Abby Keiser, director of Family Life Services at COBYS Family Services, said parents and guardians should not strive to take all anxiety from their kids, said Keiser.

Ask children to be up front about scary things they are hearing and then fact check the information, she said.

“Talking about our fears, our worries is very important starting at a young age,” Keiser said.


Be realistic and reassuring

“When something like this happens, the bottom line is always, ‘Am I safe?’” said Katchur.

One way to address that is to go over what safety means for a family. Some children might want a detailed, written out plan. Others might prefer a conversation, she said.

Keiser recommended letting children take charge by identifying people they can go to at school, church and in the community “so they have a plan of action if they get worried or scared or fearful.”

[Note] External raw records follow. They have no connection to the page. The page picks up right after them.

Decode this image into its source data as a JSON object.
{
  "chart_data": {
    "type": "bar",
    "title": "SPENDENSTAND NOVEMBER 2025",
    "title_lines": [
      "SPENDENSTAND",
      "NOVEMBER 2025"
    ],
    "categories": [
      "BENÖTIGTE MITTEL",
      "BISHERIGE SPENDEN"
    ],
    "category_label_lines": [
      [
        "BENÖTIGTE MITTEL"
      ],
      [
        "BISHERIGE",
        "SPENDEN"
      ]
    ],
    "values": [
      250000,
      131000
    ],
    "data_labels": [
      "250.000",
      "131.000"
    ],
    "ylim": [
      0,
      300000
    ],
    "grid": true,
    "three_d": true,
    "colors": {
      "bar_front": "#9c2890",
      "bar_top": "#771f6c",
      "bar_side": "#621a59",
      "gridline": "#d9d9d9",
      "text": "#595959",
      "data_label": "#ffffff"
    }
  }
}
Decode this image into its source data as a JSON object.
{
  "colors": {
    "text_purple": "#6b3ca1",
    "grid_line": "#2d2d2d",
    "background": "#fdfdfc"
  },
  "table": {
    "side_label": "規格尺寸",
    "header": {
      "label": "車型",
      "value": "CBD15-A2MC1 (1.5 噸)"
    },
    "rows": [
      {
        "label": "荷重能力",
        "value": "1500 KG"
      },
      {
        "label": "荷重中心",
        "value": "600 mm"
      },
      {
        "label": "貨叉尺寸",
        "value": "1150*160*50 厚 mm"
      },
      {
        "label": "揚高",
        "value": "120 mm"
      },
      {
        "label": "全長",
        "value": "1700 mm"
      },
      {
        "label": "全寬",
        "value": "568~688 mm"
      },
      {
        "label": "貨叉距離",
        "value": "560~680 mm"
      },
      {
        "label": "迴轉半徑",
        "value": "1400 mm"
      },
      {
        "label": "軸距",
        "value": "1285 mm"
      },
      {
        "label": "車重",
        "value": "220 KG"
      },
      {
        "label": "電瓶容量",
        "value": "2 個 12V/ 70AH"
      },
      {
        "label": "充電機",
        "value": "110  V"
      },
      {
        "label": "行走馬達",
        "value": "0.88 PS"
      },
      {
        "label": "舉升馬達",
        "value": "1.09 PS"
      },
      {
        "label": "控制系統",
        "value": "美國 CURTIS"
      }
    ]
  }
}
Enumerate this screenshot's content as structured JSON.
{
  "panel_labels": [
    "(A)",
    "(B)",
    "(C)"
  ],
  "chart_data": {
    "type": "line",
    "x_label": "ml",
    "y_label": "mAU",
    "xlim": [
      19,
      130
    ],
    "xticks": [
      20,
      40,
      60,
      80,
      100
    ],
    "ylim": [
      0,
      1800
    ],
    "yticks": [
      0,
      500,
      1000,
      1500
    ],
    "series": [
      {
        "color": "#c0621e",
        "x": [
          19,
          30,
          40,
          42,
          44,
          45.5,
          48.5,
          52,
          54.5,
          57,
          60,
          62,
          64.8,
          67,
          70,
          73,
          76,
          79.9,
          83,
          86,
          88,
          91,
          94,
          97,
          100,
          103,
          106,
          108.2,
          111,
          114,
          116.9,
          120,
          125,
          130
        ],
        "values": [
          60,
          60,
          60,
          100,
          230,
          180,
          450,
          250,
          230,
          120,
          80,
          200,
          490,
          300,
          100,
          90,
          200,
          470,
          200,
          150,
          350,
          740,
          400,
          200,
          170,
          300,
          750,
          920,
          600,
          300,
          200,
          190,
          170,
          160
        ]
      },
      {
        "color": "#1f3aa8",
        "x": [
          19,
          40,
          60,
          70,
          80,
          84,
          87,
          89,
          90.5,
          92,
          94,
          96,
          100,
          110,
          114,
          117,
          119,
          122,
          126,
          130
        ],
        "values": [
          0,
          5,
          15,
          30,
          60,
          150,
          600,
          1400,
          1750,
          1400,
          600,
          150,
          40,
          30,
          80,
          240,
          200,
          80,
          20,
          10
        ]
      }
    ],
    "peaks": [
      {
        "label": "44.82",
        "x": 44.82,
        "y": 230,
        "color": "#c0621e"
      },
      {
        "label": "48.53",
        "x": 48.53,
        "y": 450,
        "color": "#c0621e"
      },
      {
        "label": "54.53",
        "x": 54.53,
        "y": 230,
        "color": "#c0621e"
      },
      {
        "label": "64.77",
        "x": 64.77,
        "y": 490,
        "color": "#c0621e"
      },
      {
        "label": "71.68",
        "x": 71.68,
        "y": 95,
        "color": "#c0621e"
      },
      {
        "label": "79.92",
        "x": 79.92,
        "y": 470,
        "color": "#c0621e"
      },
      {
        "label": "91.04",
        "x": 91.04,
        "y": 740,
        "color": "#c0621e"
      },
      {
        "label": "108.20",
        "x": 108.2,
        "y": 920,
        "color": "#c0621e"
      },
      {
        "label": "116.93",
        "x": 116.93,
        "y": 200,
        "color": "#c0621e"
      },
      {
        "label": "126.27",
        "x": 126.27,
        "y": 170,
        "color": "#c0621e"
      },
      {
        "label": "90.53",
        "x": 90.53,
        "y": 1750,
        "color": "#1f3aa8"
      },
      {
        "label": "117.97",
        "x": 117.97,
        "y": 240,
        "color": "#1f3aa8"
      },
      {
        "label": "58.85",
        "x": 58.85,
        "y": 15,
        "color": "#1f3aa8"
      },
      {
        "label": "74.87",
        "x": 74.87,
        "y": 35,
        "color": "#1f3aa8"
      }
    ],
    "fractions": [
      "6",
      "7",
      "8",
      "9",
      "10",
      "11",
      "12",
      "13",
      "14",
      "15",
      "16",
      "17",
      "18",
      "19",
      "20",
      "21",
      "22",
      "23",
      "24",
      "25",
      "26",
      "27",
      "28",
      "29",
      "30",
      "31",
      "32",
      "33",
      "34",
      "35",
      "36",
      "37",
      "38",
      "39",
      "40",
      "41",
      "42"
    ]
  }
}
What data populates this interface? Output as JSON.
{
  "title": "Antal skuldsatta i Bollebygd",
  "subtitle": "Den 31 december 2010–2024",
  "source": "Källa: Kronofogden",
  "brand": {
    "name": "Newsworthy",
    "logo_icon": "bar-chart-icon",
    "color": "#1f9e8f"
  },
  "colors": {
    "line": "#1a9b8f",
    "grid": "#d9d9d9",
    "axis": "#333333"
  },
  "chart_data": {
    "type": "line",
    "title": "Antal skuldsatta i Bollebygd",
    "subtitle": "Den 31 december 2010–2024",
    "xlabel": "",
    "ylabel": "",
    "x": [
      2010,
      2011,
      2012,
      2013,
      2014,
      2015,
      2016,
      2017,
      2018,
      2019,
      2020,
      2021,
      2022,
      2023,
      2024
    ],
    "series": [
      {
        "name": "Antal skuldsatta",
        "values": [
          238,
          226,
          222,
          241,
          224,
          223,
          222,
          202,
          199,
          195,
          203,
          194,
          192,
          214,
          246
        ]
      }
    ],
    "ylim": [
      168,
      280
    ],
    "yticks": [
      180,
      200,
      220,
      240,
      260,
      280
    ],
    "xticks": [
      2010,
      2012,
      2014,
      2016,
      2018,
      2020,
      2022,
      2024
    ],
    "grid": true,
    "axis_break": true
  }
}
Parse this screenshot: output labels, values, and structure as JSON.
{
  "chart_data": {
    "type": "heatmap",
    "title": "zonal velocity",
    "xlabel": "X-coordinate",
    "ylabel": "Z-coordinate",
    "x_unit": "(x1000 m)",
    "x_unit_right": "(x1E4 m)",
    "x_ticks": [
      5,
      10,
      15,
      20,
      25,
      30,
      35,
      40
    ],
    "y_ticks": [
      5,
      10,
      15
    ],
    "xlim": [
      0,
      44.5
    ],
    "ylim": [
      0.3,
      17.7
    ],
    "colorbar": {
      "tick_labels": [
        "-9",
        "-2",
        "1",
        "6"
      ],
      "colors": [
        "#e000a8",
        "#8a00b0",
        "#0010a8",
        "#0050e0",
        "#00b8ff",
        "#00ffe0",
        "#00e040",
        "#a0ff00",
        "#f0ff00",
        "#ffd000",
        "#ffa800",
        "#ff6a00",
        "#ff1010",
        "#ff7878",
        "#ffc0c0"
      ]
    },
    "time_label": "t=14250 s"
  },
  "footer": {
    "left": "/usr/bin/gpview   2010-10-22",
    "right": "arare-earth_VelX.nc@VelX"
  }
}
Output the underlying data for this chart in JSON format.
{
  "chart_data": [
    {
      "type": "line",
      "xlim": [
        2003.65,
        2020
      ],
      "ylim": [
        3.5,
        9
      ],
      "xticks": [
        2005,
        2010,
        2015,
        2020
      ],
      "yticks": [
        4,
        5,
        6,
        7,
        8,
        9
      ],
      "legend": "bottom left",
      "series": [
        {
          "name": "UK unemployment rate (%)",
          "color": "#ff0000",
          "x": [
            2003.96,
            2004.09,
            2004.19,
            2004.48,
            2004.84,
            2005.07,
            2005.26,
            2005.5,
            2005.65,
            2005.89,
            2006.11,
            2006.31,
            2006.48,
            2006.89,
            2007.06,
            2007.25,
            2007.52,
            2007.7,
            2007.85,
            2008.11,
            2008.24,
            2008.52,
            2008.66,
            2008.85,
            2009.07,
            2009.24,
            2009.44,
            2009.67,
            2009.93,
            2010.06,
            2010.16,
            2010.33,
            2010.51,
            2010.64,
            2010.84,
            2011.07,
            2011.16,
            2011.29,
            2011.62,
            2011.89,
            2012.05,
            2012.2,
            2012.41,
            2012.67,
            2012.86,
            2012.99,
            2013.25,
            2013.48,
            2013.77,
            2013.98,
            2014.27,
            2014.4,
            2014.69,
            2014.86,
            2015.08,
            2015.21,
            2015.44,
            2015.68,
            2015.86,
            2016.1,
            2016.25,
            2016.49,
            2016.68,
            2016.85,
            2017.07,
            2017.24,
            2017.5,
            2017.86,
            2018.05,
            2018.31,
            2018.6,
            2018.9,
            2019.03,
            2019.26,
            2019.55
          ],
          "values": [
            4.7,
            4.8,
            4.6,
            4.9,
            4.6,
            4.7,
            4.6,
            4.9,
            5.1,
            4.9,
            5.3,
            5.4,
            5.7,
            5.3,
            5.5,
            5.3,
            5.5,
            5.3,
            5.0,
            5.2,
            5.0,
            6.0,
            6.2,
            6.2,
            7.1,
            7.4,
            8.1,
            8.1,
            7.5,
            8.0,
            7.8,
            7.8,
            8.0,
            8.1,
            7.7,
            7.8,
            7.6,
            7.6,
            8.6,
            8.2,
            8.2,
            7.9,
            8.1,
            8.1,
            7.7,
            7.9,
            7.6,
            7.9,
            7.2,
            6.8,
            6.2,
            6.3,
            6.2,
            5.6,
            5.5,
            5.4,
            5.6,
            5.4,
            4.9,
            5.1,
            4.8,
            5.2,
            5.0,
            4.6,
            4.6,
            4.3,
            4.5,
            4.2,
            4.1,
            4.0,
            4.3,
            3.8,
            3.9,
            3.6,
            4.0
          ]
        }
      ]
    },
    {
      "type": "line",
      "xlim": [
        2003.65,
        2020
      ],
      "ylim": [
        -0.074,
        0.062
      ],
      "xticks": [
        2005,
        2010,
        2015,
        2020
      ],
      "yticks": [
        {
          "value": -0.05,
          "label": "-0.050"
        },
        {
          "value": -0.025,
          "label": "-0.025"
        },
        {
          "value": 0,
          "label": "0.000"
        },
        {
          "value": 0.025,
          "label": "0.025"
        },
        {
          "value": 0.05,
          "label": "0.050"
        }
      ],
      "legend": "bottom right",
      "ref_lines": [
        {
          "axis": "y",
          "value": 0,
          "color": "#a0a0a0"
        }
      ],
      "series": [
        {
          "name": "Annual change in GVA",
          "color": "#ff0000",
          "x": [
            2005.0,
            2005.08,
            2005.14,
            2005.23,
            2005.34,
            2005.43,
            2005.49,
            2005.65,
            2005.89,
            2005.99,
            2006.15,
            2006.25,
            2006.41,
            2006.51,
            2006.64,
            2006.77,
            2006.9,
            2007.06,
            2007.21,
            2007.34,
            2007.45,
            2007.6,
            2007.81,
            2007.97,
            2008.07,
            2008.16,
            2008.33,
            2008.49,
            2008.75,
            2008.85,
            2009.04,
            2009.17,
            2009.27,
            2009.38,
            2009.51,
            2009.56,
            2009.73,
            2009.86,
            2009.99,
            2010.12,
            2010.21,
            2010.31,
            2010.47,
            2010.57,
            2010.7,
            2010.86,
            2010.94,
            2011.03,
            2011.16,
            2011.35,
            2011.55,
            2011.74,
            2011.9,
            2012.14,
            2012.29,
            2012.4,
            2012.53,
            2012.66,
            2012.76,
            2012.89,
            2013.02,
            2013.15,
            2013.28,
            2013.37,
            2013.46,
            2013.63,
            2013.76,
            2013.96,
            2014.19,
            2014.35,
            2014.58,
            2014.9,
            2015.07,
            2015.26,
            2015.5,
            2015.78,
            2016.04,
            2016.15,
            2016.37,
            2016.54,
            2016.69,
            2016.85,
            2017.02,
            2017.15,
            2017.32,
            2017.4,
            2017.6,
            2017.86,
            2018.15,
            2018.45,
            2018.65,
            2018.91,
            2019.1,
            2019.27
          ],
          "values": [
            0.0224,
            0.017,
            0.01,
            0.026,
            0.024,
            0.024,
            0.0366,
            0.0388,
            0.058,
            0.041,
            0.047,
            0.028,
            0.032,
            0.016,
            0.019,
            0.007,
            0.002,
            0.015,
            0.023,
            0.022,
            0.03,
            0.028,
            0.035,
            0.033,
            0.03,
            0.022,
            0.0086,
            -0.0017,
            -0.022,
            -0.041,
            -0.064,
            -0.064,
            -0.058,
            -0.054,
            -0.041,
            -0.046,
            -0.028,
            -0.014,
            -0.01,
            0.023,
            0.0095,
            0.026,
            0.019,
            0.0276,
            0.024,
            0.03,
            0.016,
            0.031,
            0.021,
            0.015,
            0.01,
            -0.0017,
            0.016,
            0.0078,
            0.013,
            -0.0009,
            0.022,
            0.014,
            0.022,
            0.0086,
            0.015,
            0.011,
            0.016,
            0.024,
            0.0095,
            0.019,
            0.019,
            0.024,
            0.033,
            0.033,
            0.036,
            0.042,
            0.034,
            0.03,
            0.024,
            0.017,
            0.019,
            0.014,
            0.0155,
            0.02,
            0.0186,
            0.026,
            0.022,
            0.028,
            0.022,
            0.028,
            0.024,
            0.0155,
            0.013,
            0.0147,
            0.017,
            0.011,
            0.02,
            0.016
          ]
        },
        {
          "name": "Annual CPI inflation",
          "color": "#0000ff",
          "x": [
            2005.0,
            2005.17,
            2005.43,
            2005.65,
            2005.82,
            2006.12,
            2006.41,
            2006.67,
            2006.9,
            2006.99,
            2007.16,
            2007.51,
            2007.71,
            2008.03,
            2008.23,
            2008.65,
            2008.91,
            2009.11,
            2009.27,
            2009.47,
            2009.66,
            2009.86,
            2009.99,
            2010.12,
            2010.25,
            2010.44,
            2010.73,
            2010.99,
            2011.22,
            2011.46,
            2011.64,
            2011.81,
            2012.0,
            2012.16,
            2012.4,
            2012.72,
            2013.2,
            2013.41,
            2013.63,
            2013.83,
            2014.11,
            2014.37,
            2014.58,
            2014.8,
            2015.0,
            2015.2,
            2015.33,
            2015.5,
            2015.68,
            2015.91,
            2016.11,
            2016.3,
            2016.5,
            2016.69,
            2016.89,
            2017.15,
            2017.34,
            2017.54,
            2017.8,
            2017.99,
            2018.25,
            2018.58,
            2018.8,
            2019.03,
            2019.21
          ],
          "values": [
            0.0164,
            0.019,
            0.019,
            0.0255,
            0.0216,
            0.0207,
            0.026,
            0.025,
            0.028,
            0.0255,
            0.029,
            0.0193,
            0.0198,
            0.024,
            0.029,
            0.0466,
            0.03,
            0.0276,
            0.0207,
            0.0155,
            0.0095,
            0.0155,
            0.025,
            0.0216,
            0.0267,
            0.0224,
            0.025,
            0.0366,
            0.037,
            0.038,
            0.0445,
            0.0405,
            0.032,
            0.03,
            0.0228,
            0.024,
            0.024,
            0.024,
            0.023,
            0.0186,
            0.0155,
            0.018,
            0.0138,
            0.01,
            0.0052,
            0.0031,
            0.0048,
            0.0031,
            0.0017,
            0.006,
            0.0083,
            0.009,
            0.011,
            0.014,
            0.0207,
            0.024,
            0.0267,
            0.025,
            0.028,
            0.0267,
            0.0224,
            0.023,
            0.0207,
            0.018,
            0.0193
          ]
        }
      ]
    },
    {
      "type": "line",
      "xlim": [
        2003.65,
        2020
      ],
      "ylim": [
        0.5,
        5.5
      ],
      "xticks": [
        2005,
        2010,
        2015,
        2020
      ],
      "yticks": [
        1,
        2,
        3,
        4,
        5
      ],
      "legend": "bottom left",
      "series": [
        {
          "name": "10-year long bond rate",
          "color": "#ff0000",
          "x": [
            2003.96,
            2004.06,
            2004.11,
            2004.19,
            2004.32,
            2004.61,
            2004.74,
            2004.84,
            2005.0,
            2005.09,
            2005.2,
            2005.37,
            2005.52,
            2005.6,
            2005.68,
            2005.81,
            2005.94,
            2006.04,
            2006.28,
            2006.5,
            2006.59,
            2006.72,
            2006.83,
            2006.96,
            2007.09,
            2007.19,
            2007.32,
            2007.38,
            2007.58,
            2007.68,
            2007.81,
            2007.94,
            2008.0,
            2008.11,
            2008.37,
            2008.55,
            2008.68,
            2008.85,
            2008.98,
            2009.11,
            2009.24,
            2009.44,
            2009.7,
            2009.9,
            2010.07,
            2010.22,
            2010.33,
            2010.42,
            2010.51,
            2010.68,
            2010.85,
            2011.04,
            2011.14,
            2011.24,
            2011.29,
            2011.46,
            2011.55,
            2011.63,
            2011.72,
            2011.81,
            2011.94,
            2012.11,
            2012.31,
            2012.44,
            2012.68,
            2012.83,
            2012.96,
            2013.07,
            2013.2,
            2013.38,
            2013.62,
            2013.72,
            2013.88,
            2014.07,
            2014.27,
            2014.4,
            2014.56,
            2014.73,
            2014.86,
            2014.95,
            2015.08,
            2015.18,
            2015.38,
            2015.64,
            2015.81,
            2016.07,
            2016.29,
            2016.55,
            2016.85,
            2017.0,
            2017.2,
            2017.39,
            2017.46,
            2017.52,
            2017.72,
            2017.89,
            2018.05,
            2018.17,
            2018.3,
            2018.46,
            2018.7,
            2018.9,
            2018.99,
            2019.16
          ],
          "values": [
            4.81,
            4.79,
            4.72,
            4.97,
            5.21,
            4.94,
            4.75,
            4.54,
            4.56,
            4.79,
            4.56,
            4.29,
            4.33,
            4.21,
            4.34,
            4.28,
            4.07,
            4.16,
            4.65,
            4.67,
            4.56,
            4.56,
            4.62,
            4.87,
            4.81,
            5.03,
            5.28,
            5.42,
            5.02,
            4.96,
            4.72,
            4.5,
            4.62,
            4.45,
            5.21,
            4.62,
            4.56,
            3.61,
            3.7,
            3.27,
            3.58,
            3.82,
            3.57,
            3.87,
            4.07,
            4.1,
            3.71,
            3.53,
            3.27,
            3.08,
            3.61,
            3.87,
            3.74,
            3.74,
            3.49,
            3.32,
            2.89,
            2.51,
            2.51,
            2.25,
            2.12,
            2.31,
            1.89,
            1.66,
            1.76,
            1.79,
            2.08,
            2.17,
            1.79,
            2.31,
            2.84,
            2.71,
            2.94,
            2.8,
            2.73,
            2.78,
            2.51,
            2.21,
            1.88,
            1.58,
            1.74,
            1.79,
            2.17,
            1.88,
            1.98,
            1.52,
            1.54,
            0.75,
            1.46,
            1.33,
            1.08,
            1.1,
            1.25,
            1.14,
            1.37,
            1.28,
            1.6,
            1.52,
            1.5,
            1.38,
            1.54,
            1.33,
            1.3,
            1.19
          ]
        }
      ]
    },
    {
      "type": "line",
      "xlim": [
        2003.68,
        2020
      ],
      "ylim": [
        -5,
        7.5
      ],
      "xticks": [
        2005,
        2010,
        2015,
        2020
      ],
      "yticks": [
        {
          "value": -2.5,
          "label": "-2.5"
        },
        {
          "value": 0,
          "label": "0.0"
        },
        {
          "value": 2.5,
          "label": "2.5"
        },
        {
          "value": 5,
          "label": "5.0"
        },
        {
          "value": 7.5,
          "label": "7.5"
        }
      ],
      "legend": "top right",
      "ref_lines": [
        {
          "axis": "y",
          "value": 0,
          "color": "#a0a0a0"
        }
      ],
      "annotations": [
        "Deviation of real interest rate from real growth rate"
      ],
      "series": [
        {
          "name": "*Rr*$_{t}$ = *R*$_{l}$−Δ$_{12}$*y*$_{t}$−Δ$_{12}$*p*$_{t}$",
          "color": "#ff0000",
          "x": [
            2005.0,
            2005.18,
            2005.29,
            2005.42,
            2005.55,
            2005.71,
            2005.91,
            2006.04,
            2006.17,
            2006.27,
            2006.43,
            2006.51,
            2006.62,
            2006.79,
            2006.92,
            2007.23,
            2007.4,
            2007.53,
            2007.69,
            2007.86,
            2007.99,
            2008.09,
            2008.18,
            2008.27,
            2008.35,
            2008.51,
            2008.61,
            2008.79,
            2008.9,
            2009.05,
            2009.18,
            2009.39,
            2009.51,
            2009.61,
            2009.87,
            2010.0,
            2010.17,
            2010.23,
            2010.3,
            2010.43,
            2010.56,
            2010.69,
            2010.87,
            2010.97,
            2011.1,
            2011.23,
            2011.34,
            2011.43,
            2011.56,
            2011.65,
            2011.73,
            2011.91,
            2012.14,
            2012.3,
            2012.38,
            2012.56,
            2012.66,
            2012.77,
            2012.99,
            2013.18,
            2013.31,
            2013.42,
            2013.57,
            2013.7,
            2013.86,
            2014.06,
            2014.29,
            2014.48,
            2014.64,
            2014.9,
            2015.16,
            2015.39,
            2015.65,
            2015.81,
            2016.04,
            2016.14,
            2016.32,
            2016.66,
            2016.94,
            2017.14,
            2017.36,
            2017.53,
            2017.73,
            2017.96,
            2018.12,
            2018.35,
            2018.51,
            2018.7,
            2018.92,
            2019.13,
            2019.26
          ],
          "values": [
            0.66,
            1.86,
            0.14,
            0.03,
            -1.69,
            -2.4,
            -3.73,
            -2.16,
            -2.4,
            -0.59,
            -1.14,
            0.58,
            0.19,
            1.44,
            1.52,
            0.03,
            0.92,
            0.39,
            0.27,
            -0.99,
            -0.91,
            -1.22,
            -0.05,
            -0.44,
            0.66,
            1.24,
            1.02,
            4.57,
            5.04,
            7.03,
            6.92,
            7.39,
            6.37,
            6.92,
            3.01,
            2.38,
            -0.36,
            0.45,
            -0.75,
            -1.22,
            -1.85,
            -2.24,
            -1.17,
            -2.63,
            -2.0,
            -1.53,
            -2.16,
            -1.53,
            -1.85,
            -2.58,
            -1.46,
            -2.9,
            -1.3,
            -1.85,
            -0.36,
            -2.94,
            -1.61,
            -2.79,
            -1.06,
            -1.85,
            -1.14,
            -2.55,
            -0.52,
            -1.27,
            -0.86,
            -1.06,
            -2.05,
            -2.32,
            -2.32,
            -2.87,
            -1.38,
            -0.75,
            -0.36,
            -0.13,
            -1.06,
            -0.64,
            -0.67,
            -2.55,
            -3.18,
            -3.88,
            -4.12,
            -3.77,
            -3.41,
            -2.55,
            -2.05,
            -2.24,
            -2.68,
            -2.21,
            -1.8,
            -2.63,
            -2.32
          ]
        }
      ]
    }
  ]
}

Hazeltine said to be realistic and truthful when talking with children about an event like a mass shooting.

“It is a terrible thing, but it is not likely to happen to us or you or anyone you know,” Hazeltine said.

Moopen, who has a 15-year-old son and an 11-year-old daughter, said she has open conversations with her children about safety while at home and elsewhere.

“Reassurance is especially important in this day and age,” she said. “Keep sharing that they are going to be safe with you.”